Sometime in the 1920s, a Smith student wrote the following poem about weekend life in the Club’s first cabin on Chestnut Mountain between Williamsburg and North Hatfield:

Breath of the morning blown across the field, Scent of the hemlocks sweet with summer Colors of autumn which the maples yield Coolness of sound where the brook’s clean waters run–

Feather of cabin smoke against the sky, Sound of a lonely church bell far away, Peace that is mine on the hilltop where I lie– Peace of the autumn–strength of the rising day.

Whether by celebrating Mountain Day in the fall, or by taking ‘bacon bats’ on Mount Tom during the weekends, Smith women and the outdoors have always gone together. The Outing Club, first established in 1922, provided Smith women with an opportunity to take local hikes, stay overnight on Saturday nights (with an upperclass chaperone), and to find “comradeship of the evenings around a fire.” As interest in the Club grew, opportunities expanded for hiking, canoeing, skiing, and a larger cabin called Brook Cabin was opened in 1926 overlooking Horse Mountain. Campers reached the cabins by motoring in open, hay-covered trucks and then hiked into the woods to their destination. Freshmen were encouraged to join the Outing Club through open dinners on Friday nights, where they could miss their usual house meal, and enjoy a steak, doughnuts, and coffee.
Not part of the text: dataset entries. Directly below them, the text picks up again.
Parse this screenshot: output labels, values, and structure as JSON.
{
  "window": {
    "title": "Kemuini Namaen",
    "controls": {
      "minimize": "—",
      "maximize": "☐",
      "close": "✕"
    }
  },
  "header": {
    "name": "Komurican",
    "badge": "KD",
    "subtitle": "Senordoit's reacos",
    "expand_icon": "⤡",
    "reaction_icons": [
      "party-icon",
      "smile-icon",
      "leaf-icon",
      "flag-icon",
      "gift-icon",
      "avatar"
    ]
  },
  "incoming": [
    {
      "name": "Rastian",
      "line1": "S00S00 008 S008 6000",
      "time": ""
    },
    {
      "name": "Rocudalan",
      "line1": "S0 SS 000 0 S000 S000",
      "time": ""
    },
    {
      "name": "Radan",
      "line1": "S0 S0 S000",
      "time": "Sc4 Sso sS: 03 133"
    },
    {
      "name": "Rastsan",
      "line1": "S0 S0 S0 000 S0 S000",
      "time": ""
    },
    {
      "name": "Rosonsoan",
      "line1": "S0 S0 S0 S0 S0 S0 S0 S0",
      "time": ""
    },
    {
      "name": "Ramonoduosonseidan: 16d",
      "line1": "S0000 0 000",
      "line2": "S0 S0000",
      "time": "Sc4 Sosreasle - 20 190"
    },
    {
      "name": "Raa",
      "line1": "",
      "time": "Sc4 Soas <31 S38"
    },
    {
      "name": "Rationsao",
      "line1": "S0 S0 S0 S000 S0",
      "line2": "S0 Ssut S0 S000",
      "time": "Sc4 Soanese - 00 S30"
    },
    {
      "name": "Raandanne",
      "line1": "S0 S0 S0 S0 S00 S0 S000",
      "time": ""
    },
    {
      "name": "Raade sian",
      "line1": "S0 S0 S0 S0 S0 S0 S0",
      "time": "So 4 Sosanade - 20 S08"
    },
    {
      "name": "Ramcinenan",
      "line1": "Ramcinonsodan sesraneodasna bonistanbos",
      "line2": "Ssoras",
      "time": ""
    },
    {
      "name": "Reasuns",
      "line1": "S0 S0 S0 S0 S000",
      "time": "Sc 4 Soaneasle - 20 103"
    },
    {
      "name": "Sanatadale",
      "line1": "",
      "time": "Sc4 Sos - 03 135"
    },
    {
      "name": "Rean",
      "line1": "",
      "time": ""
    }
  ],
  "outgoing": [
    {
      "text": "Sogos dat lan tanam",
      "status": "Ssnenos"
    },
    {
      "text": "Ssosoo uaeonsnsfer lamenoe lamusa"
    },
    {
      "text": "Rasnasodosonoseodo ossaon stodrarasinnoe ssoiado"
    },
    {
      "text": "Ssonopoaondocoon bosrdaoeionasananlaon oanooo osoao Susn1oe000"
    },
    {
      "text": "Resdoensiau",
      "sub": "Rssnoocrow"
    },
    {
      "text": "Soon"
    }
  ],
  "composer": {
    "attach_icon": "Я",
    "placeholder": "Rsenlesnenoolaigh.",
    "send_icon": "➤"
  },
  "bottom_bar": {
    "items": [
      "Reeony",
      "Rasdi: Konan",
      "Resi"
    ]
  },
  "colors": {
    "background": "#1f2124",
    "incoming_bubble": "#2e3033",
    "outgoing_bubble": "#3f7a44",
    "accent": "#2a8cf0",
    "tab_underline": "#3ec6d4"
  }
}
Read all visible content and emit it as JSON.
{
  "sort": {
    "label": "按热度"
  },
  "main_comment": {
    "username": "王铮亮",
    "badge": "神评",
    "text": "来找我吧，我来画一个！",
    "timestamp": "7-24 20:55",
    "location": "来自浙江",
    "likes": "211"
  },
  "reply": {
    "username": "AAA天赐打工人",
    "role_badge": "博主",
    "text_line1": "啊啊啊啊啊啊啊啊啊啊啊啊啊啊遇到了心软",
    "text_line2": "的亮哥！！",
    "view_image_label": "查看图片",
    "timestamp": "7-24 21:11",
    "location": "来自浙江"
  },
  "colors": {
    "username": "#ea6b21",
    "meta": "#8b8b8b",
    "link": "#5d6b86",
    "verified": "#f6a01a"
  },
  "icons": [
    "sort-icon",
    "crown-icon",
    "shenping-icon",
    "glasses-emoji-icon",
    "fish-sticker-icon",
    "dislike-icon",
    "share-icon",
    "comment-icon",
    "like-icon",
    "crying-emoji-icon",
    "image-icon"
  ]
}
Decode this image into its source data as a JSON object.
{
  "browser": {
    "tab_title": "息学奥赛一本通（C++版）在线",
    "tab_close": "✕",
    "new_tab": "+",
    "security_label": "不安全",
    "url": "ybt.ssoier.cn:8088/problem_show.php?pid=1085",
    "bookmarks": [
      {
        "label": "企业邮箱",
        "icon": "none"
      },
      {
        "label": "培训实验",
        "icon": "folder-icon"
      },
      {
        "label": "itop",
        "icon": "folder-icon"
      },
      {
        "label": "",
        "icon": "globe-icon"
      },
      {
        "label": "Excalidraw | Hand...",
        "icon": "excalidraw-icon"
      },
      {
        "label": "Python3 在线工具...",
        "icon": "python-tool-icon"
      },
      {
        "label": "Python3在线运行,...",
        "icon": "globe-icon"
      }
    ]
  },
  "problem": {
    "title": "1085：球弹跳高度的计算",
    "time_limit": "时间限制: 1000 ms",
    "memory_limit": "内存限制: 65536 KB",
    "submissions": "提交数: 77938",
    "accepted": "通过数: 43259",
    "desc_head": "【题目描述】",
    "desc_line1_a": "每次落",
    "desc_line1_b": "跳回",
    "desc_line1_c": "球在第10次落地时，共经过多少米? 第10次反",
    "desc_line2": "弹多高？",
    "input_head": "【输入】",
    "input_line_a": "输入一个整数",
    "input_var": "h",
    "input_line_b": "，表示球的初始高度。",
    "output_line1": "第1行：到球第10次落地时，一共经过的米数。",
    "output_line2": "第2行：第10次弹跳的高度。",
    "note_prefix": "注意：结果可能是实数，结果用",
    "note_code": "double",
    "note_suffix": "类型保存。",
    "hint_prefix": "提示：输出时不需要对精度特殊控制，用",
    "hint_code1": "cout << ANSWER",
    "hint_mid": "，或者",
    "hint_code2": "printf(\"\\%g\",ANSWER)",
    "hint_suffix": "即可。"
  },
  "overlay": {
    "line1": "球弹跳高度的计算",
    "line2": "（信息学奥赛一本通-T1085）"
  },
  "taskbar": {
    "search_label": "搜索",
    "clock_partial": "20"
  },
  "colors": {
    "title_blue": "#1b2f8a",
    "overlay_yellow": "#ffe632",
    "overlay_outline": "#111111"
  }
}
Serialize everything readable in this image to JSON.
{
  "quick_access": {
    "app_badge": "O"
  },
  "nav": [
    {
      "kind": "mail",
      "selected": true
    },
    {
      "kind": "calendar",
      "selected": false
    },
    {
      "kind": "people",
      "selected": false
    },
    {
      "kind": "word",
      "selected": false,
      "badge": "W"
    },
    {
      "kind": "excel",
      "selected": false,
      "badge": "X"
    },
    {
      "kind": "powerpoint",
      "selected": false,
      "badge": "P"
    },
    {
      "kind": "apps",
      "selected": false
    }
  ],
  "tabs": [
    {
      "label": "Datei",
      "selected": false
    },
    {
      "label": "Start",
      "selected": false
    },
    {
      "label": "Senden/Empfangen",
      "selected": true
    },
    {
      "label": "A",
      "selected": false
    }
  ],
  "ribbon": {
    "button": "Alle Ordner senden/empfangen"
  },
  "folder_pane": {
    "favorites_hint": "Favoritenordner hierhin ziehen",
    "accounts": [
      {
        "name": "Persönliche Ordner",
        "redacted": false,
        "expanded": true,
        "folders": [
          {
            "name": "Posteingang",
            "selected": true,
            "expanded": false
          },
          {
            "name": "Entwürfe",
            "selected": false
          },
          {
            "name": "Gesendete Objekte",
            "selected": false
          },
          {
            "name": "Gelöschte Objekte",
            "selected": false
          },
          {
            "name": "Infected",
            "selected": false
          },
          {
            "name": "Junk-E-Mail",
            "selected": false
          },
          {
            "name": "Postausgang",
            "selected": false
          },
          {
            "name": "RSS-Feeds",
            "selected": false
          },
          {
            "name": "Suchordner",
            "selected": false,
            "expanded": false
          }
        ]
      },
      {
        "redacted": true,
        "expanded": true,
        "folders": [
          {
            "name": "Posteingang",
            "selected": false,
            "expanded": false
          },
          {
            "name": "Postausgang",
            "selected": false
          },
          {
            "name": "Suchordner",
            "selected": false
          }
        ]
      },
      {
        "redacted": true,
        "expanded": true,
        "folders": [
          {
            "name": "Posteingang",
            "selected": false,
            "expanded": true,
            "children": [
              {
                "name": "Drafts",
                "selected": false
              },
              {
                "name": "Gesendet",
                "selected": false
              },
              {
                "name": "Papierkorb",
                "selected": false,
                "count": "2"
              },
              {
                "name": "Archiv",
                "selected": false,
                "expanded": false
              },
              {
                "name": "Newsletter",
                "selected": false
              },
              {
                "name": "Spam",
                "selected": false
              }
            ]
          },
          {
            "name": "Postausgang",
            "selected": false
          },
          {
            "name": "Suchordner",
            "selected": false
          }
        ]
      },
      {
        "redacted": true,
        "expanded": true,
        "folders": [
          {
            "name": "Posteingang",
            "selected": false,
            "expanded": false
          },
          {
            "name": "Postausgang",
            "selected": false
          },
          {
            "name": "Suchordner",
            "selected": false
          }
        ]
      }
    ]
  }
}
Spring camping trips, local and to the Appalachian and Shenandoah Mountains, were offered beginning in 1926, as were winter camping, skiing, and snowshoe trips to the White Mountains, under the direction of female faculty in the Hygiene and Physical Education department, notably, Abby Snow Belden ‘18. Even fox hunts at Thanksgiving were sponsored by the Club.

As the 1930s progressed, Smith participated in camping and biking trips with other colleges, including Vassar, Yale, and Dartmouth. Smith hosted a number of Intercollegiate Outing Club Association meetings where members of outing clubs gathered to discuss topics and issues of interest. Lectures by nationally known athletes were presented at the meetings. Those attending would go on local hikes and camp at Smith’s cabins.

Throughout the 1940s, 1950s and 1960s the Outing Club looked to further broaden the opportunities it could provide to its members. Equipment rentals, square dances, first-aid courses, strawberry festivals, hostel-group trips, and ski carnavals were offered by the Club. In the 1970s, trips to the Adirondack Mountains, lectures on traveling in India, seminars on ski-waxing, and moonlight cross-country skiing were part of Club activities. The Club survived changing interests, and still operates on campus today, along with other outdoor programs.